Breakfast: Morning Delight Smoothie
1 cup 100% orange juice
1/3 medium banana, cut into chunks
1 scoop Shakeology any flavor
1 cup ice
Place in blender and blend
Am Snack
Cinnamon Ricotta berries
1/3 cup part skim ricotta cheese topped with 1/4 cup fresh or frozen berries. 1 tsp slivered almonds, and 1 dash ground cinnamon.
Lunch:
4 oz raw lean top sirloin steak
2 cups fresh arugula
10 cherry tomatoes cut in half
1/2 c canned drained artichoke hearts
1 1/2 tsp extra virgin olive oil
1 tbsp balsamic vinegar
Preheat grill or broiler to high
Grill or broil sirloin for 3 to 5 minutes on each side or to desired doneness. Remove sirloin from heat and allow to stand for 5 minutes.
Place arugula, tomatoes, and artichokes in a large bowl. Drizzle with EVOO and vinegar and toss!
Place Sirloin on top and serve.
Snack: Tuna and celery boat. 1 medium celery stalk filled with 2 oz drained solid white tuna and drizzled with 1 tsp fresh lemon juice and 1/2 tsp extra virgin olive oil.
Dinner:
Roasted Tofu with Veggies
1 lb firm tofu, drained and cut into cubes
5 cloves garlic, chopped
12 oz green beans, trimmed
1 cup medium mushrooms, cut into quarters
1 medium onion, cut into chunks
3 medium red potatoes, cut into quarters.

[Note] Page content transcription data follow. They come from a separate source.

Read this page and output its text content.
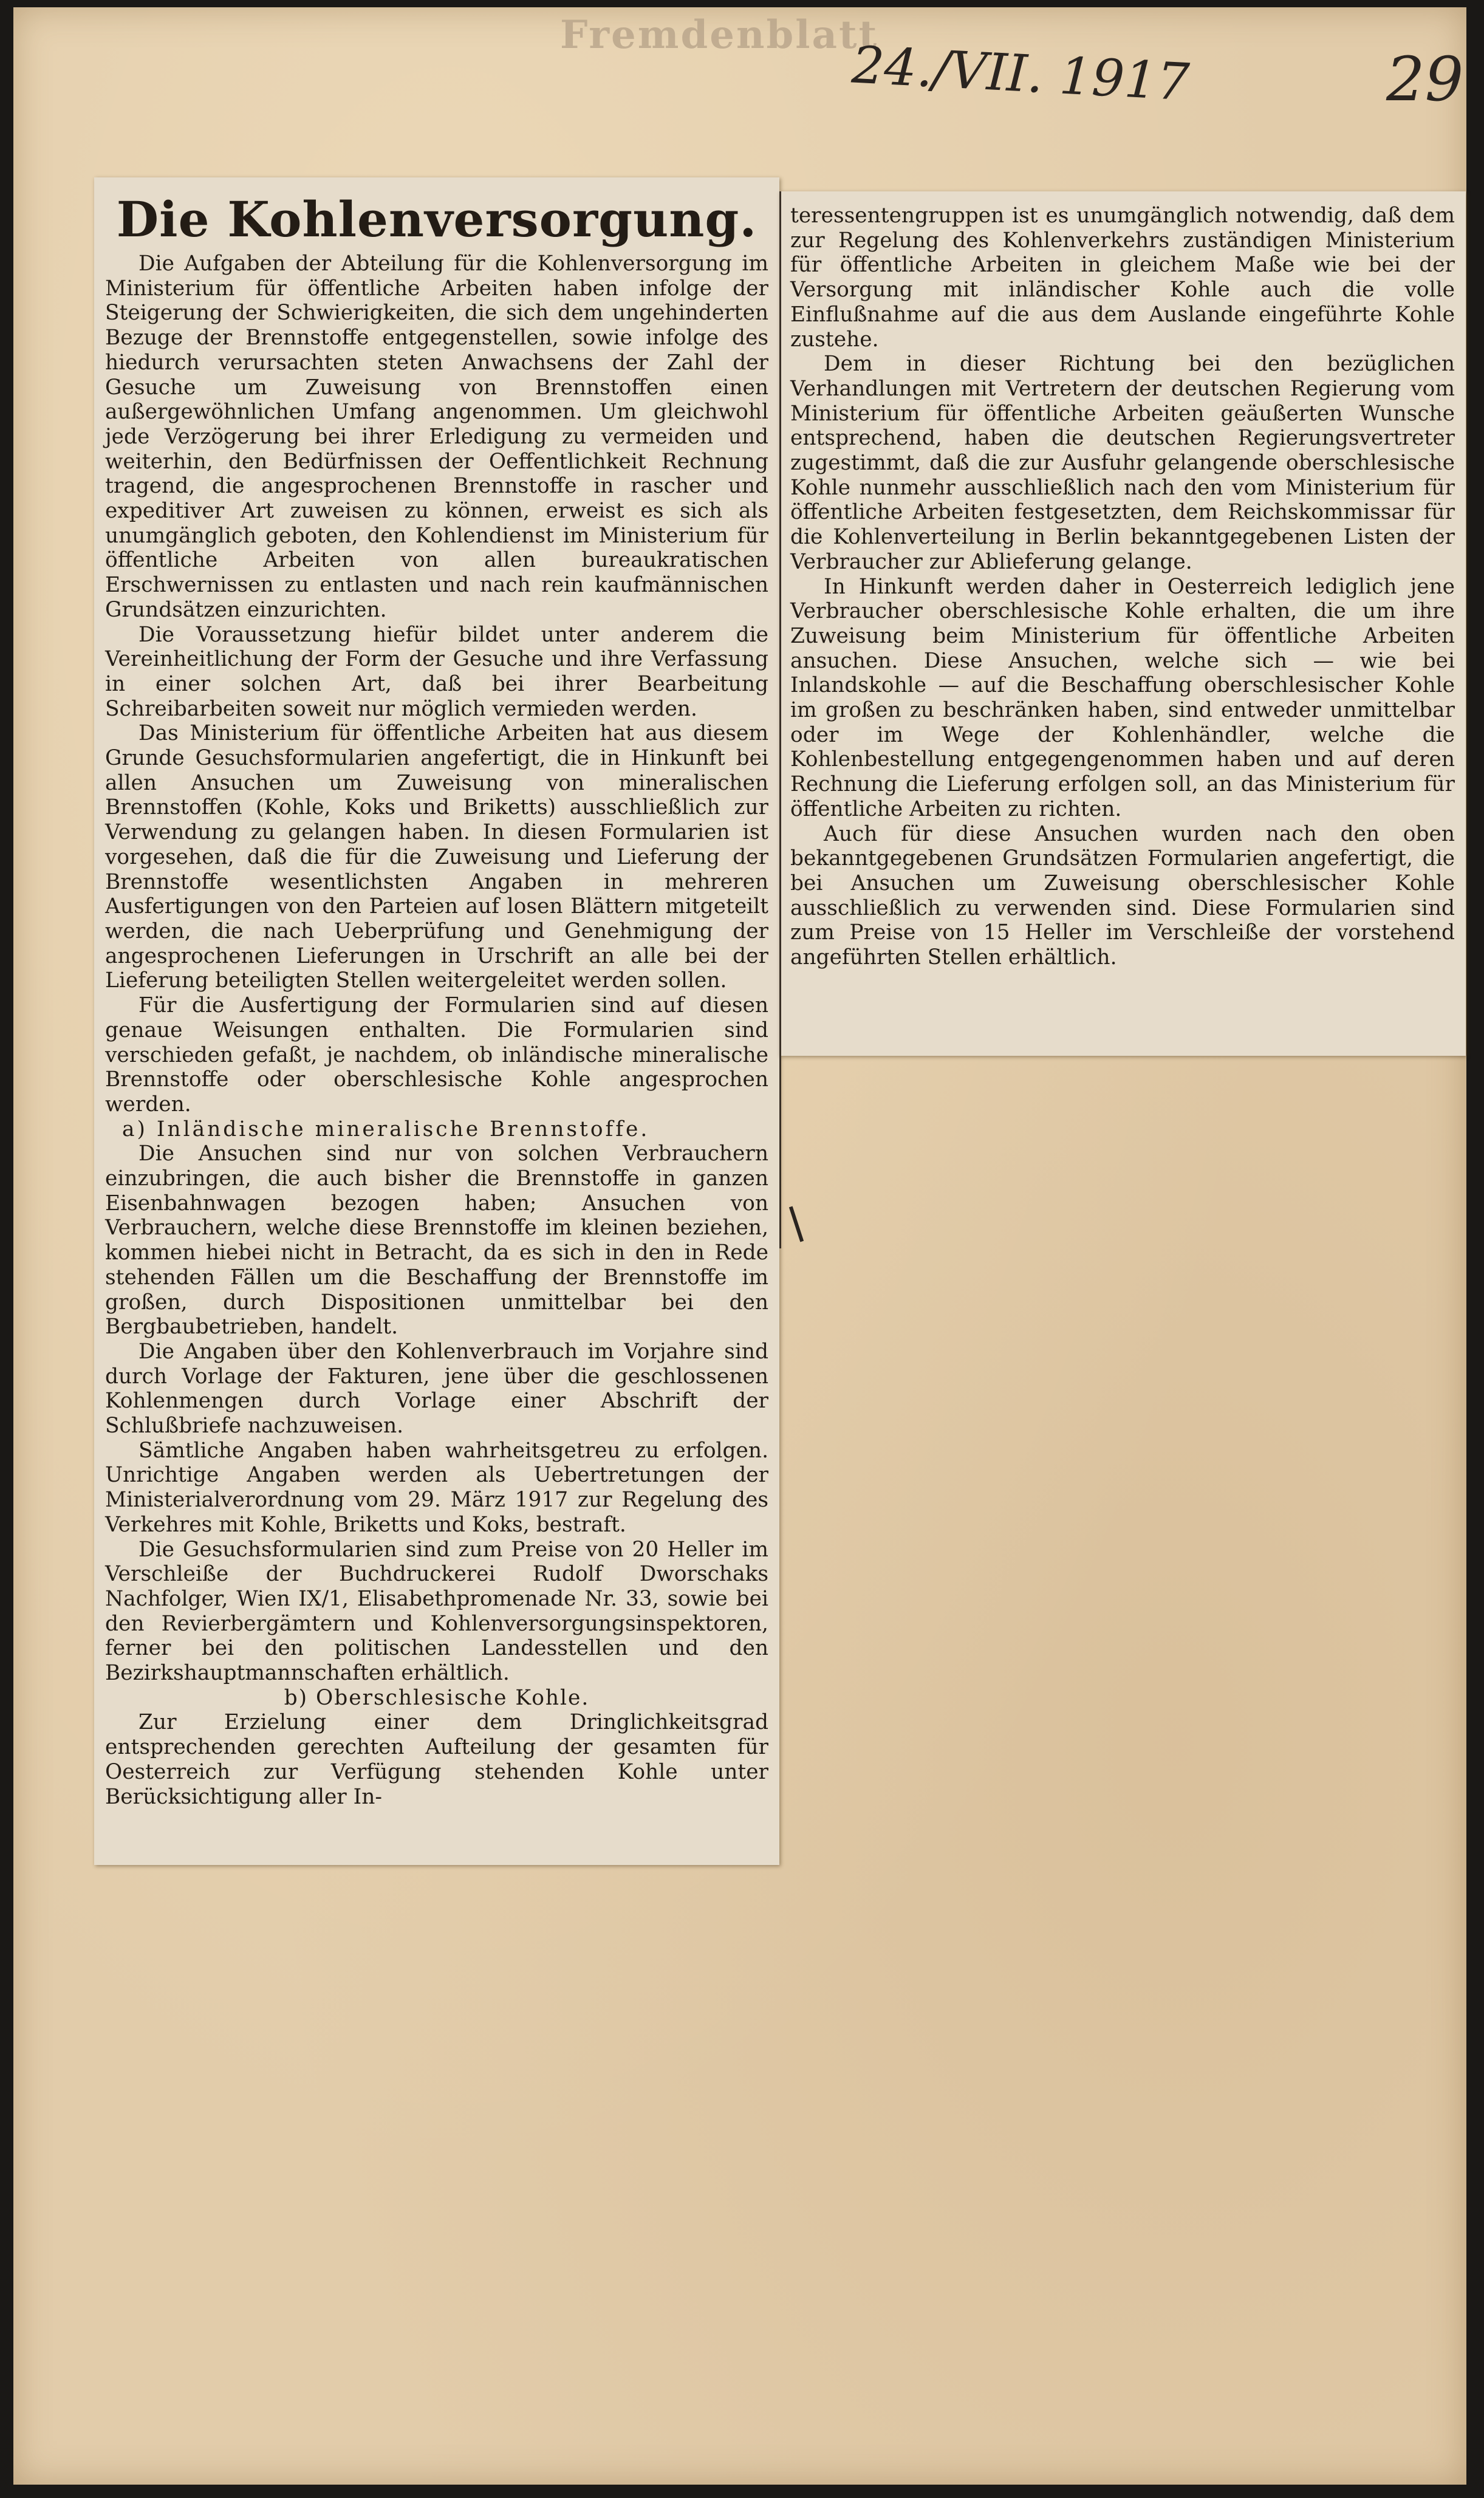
Fremdenblatt
24./VII. 1917	29
Die Kohlenversorgung.

Die Aufgaben der Abteilung für die Kohlenversorgung im Ministerium für öffentliche Arbeiten haben infolge der Steigerung der Schwierigkeiten, die sich dem ungehinderten Bezuge der Brennstoffe entgegenstellen, sowie infolge des hiedurch verursachten steten Anwachsens der Zahl der Gesuche um Zuweisung von Brennstoffen einen außergewöhnlichen Umfang angenommen. Um gleichwohl jede Verzögerung bei ihrer Erledigung zu vermeiden und weiterhin, den Bedürfnissen der Oeffentlichkeit Rechnung tragend, die angesprochenen Brennstoffe in rascher und expeditiver Art zuweisen zu können, erweist es sich als unumgänglich geboten, den Kohlendienst im Ministerium für öffentliche Arbeiten von allen bureaukratischen Erschwernissen zu entlasten und nach rein kaufmännischen Grundsätzen einzurichten.

Die Voraussetzung hiefür bildet unter anderem die Vereinheitlichung der Form der Gesuche und ihre Verfassung in einer solchen Art, daß bei ihrer Bearbeitung Schreibarbeiten soweit nur möglich vermieden werden.

Das Ministerium für öffentliche Arbeiten hat aus diesem Grunde Gesuchsformularien angefertigt, die in Hinkunft bei allen Ansuchen um Zuweisung von mineralischen Brennstoffen (Kohle, Koks und Briketts) ausschließlich zur Verwendung zu gelangen haben. In diesen Formularien ist vorgesehen, daß die für die Zuweisung und Lieferung der Brennstoffe wesentlichsten Angaben in mehreren Ausfertigungen von den Parteien auf losen Blättern mitgeteilt werden, die nach Ueberprüfung und Genehmigung der angesprochenen Lieferungen in Urschrift an alle bei der Lieferung beteiligten Stellen weitergeleitet werden sollen.

Für die Ausfertigung der Formularien sind auf diesen genaue Weisungen enthalten. Die Formularien sind verschieden gefaßt, je nachdem, ob inländische mineralische Brennstoffe oder oberschlesische Kohle angesprochen werden.

a) Inländische mineralische Brennstoffe.

Die Ansuchen sind nur von solchen Verbrauchern einzubringen, die auch bisher die Brennstoffe in ganzen Eisenbahnwagen bezogen haben; Ansuchen von Verbrauchern, welche diese Brennstoffe im kleinen beziehen, kommen hiebei nicht in Betracht, da es sich in den in Rede stehenden Fällen um die Beschaffung der Brennstoffe im großen, durch Dispositionen unmittelbar bei den Bergbaubetrieben, handelt.

Die Angaben über den Kohlenverbrauch im Vorjahre sind durch Vorlage der Fakturen, jene über die geschlossenen Kohlenmengen durch Vorlage einer Abschrift der Schlußbriefe nachzuweisen.

Sämtliche Angaben haben wahrheitsgetreu zu erfolgen. Unrichtige Angaben werden als Uebertretungen der Ministerialverordnung vom 29. März 1917 zur Regelung des Verkehres mit Kohle, Briketts und Koks, bestraft.

Die Gesuchsformularien sind zum Preise von 20 Heller im Verschleiße der Buchdruckerei Rudolf Dworschaks Nachfolger, Wien IX/1, Elisabethpromenade Nr. 33, sowie bei den Revierbergämtern und Kohlenversorgungsinspektoren, ferner bei den politischen Landesstellen und den Bezirkshauptmannschaften erhältlich.

b) Oberschlesische Kohle.

Zur Erzielung einer dem Dringlichkeitsgrad entsprechenden gerechten Aufteilung der gesamten für Oesterreich zur Verfügung stehenden Kohle unter Berücksichtigung aller In-

teressentengruppen ist es unumgänglich notwendig, daß dem zur Regelung des Kohlenverkehrs zuständigen Ministerium für öffentliche Arbeiten in gleichem Maße wie bei der Versorgung mit inländischer Kohle auch die volle Einflußnahme auf die aus dem Auslande eingeführte Kohle zustehe.

Dem in dieser Richtung bei den bezüglichen Verhandlungen mit Vertretern der deutschen Regierung vom Ministerium für öffentliche Arbeiten geäußerten Wunsche entsprechend, haben die deutschen Regierungsvertreter zugestimmt, daß die zur Ausfuhr gelangende oberschlesische Kohle nunmehr ausschließlich nach den vom Ministerium für öffentliche Arbeiten festgesetzten, dem Reichskommissar für die Kohlenverteilung in Berlin bekanntgegebenen Listen der Verbraucher zur Ablieferung gelange.

In Hinkunft werden daher in Oesterreich lediglich jene Verbraucher oberschlesische Kohle erhalten, die um ihre Zuweisung beim Ministerium für öffentliche Arbeiten ansuchen. Diese Ansuchen, welche sich — wie bei Inlandskohle — auf die Beschaffung oberschlesischer Kohle im großen zu beschränken haben, sind entweder unmittelbar oder im Wege der Kohlenhändler, welche die Kohlenbestellung entgegengenommen haben und auf deren Rechnung die Lieferung erfolgen soll, an das Ministerium für öffentliche Arbeiten zu richten.

Auch für diese Ansuchen wurden nach den oben bekanntgegebenen Grundsätzen Formularien angefertigt, die bei Ansuchen um Zuweisung oberschlesischer Kohle ausschließlich zu verwenden sind. Diese Formularien sind zum Preise von 15 Heller im Verschleiße der vorstehend angeführten Stellen erhältlich.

1 tbsp extra virgin olive oil
1 tbsp reduced sodium soy sauce
all purpose seasoning blend, salt free.
Preheat oven to 375 degrees
Place tofu, garlic, green beans, mushrooms, onion, and potatoes in a glass baking dish; drizzle with oil and soy sauce.
Sprinkle with seasoning blend if desired and toss well
Bake for 45 to 60 minutes or until vegetables are tender, stirring every 20 minutes.
One serving equals 1/4 of recipe. Refrigerate for up to 4 days.